Portuguese table tennis player

Tiago André Barata Feio Peixoto Apolónia (born 28 July 1986) is a Portuguese table tennis player for German club TTF LIEBHERR Ochsenhausen and Portugal. As of August 2016, he is ranked the number eighteenth player in the world.

==Career==
Born in Lisbon, Apolónia began playing table tennis aged six at his hometown club Estrela da Amadora. As a youth player, he was crowned European Junior Doubles champion in 2004 and won a silver medal in the Doubles competition at the Junior World Championships in 2003, both partnering Marcos Freitas.
After playing for German clubs TTC indeland Jülich, 1. FC Saarbrücken and TTF LIEBHERR Ochsenhausen, he arrived at his current club TTC Neu-Ulm in 2019. In 2006, he won his first ITTF Pro Tour Doubles title in São Paulo, partnering João Monteiro. His first ITTF Pro Tour Singles title followed in October 2010 with the Austrian Open in Wels, where he beat Germany's Timo Boll in the final.

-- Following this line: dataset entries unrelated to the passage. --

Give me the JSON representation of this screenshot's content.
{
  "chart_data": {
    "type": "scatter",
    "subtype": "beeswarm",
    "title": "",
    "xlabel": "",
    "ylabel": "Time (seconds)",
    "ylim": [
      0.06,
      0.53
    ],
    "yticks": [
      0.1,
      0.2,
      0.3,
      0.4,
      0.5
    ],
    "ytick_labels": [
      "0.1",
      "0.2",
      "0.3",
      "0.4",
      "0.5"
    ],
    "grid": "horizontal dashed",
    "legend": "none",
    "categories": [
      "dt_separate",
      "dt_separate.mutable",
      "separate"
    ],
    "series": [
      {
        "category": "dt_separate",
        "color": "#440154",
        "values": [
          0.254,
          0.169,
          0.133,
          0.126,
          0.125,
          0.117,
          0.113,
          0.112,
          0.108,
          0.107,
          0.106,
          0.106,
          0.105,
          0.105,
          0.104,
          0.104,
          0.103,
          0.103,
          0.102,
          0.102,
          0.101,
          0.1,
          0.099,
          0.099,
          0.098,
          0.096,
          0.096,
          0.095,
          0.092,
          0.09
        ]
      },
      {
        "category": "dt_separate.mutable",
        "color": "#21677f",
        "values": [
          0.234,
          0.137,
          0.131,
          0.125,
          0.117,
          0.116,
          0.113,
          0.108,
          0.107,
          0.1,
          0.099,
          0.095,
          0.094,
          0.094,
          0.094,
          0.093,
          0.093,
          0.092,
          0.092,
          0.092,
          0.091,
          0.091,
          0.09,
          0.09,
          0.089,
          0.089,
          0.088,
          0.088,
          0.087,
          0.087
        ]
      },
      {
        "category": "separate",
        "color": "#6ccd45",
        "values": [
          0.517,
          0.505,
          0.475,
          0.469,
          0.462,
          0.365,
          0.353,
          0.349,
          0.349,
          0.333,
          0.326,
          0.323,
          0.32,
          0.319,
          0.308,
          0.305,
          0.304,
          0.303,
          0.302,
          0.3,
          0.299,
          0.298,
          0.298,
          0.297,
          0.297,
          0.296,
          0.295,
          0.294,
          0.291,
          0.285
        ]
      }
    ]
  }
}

He qualified for the 2008 Summer Olympics in Beijing, where he competed in the Men's Singles.

At the 2012 Summer Olympics, he was part of the Portuguese men's team.

In 2015 he won first place with his national team (João Geraldo and Marcos Freitas) in table tennis at the 2015 European Games in Baku.